Ketika Stalin meninggal (Maret 1953), Brezhnev harus mengundurkan diri dari jabatan di Komite Sentral, serta di Politbiro dan mengambil peran sebagai wakil kepala departemen politik Departemen Pertahanan dengan pangkat letnan jenderal. Tetapi pada tahun 1954, Nikita Khrushchev, yang memperoleh kendali penuh di Moskow, menjadikan Brezhnev sebagai sekretaris Partai Komunis Kazakhstan (1954), di mana ia dengan penuh semangat melaksanakan kampanye Perawan Khrushchev dan kampanye Tanah Kosong di Kazakhstan. Brezhnev dengan cepat diangkat sebagai sekretaris pertama Partai Komunis Kazakhstan (1955), dan pada tahun 1956 ia terpilih kembali untuk posisi di Komite Sentral CPSU, serta di Politbiro. Satu musim kemudian, setelah dia dengan loyal bekerja melawan tim anti-partai, yang mencoba menghancurkan Khrushchev, Brezhnev menjadi anggota penuh Politbiro, dan pada tahun 1960 dia menjadi ketua Presidium Dewan Tertinggi – yaitu. Judul puncak negara Soviet. Pada Juli 1964, ia meninggalkan sebuah posting blog untuk menjadi asisten Khrushchev sebagai sekretaris Komite Sentral berikutnya, dan pada saat itu ia dianggap sebagai pewaris Khrushchev, yang jelas pemimpin partai. Namun demikian, tiga minggu kemudian, Brezhnev benar-benar membantu mengarahkan koalisi yang memaksa Khrushchev berkuasa, dan dalam pembagian produksi berikutnya, Brezhnev menjadi sekretaris pertama (setelah 1966, sekretaris jenderal) CPSU (15 Oktober 1964). , Setelah kepemimpinan kolektif singkat Perdana Menteri Alexei Kosygin, Brezhnev jelas menjadi tokoh dominan.
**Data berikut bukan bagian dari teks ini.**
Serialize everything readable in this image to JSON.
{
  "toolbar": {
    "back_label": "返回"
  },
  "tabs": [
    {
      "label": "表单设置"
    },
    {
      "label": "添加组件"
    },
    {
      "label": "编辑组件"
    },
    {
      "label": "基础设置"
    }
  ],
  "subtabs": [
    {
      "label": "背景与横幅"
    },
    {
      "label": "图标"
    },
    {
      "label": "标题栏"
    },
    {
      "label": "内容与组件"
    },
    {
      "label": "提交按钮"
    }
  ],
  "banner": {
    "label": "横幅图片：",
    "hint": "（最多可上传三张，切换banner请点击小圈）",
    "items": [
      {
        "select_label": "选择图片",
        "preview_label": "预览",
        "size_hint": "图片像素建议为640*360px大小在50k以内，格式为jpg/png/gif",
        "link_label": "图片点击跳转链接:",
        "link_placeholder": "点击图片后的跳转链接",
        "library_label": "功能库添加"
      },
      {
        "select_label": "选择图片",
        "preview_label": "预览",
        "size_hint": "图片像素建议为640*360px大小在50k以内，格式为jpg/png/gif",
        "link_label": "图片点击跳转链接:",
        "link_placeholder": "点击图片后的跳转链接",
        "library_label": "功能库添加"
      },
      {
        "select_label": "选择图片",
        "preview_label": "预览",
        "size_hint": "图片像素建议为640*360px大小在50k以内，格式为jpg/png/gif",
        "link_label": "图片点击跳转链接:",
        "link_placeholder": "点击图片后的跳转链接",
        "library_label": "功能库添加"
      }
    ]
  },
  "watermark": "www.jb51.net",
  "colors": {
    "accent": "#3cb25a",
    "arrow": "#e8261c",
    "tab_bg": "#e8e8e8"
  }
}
Sebagai kepala partai, Brezhnev meninggalkan banyak urusan negara – misalnya, hubungan diplomatik dengan negara-negara non-komunis dan pembangunan ekonomi domestik – kepada rekan-rekannya Nikolai dan Kosygin V. Podgorny, ketua presidium. Brezhnev fokus pada urusan militer dan luar negeri. Ketika Cekoslowakia dipimpin oleh Alexander Dubek mencoba meliberalisasi sistem komunis di negaranya pada tahun 1967/68, Brezhnev menciptakan prinsip ini, yang secara luas dikenal di Barat sebagai doktrin Brezhnev, yang membela hak intervensi Soviet dalam situasi di mana kepentingan bersama yang signifikan dari berbagai negara sosialis lainnya dikompromikan oleh satu dari antara mereka. Doktrin ini digunakan sebagai pembenaran untuk invasi Cekoslowakia di negara-negara Soviet dan teman-teman mereka dari Pakta Warsawa pada tahun 1968.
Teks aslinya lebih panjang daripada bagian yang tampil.